Hay tantos derechos vacíos de contenido que nunca se van a
poner en práctica, en una sociedad cada día más mundializada en la
indiferencia, que nos dejan sin proyectos solidarios, sin referentes y sin
puntos de referencia, sin el control de nuestra personal existencia tantas
veces despojada de la propia dignidad inherente con toda persona por el hecho
de vivir. La mayor desdicha que sufrimos quizás sea ese desmantelamiento de los
principios coherentes humanos, donde todos los ciudadanos somos candidatos
al capricho de los poderosos; máxime en
el momento presente ante la degradación moral de las clases dirigentes, de
líderes carismáticos que conviven con la farsa o de lobbys (camarillas)
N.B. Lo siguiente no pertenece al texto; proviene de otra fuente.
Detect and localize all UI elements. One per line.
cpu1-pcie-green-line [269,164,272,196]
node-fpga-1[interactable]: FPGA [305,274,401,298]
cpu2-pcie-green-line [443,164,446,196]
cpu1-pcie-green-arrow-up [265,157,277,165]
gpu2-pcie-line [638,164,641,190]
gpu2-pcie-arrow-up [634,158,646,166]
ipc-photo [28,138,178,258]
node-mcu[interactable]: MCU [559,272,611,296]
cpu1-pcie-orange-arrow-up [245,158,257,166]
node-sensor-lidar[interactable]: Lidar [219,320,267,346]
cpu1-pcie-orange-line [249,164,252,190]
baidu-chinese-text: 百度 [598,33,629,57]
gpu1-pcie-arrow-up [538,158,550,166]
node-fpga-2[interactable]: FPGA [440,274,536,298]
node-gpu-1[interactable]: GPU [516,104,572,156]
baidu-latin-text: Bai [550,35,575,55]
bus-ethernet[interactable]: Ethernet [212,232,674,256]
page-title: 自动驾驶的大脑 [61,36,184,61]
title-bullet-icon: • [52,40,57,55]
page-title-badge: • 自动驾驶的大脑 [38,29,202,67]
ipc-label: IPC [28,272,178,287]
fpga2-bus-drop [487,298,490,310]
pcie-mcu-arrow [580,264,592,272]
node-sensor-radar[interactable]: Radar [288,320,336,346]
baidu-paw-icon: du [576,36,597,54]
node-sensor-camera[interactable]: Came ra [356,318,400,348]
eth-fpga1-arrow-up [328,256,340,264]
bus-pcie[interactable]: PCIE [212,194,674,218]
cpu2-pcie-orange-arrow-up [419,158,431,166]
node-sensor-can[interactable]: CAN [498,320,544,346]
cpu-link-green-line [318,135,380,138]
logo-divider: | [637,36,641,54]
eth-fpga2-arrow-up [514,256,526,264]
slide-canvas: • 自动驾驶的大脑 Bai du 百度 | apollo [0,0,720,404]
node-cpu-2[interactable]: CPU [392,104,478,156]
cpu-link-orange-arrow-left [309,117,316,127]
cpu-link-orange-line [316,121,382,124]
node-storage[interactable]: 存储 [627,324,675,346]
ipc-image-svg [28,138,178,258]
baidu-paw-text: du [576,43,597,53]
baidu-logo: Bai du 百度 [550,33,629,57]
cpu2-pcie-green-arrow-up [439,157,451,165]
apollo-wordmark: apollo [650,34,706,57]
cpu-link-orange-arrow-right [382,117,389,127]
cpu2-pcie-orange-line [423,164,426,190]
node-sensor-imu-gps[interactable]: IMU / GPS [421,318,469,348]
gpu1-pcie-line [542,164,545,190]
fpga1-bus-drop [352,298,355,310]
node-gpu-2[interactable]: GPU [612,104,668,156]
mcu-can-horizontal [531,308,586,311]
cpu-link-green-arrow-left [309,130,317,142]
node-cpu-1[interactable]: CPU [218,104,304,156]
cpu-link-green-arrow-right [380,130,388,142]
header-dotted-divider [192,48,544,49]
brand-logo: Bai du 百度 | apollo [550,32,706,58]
mediáticas sustentadas sin escatimar recursos, previo su adoctrinamiento en el
artificio del embuste.
Todo esto provoca un efectivo desconcierto y un verídico
desgobierno, donde nada es lo que es y donde nadie dice lo que ha de decir,
aunque duela. Si en verdad fuésemos demócratas, buscaríamos el consenso,
tomaríamos el abecedario de la verdad como lenguaje para el diálogo,
fomentaríamos otros estilos de vida más fraternos, no tan inhumanos, no tan
crueles, no tan criminales en definitiva. Tan solo, sintiéndonos parte de los
demás, podremos avanzar en esa búsqueda común del bien y de la belleza. Por
eso, es tan vital unirse, no desunirse; es tan fundamental donarse, no
enaltecerse; desvivirse, no aprovecharse, para revitalizar un mundo más de
todos y para todos. Al final, sin duda, todos seremos coautores de un proyecto
de vida en común; y, es evidente, que en la verdad no puede haber matices, somos lo que somos, y
no por gritar más tenemos más razón, pues los hechos pueden ser muchos, pero la
existencia es siempre una y nos merecemos conocerla.
De ahí que los valores de libertad, responsabilidad,
igualdad y fraternidad, sembrados en los surcos de nuestra historia como
especie, haya que ponerlos en práctica,
a la luz de un imprescindible discernimiento entre lo justo y lo
injusto, y mediante la educación de la conciencia hacia la rectitud. Hace
falta, en consecuencia, una gran revolución moral para dar soluciones a los
numerosos problemas globales que nos impiden hoy seguir caminando. En este
sentido, las diversas comunidades religiosas que todo Estado debe acoger, sin
privilegios para ninguna, pueden ayudar a renacer esos valores compartidos, de
unidad y fraternización, que tanto precisamos para poder seguir conviviendo.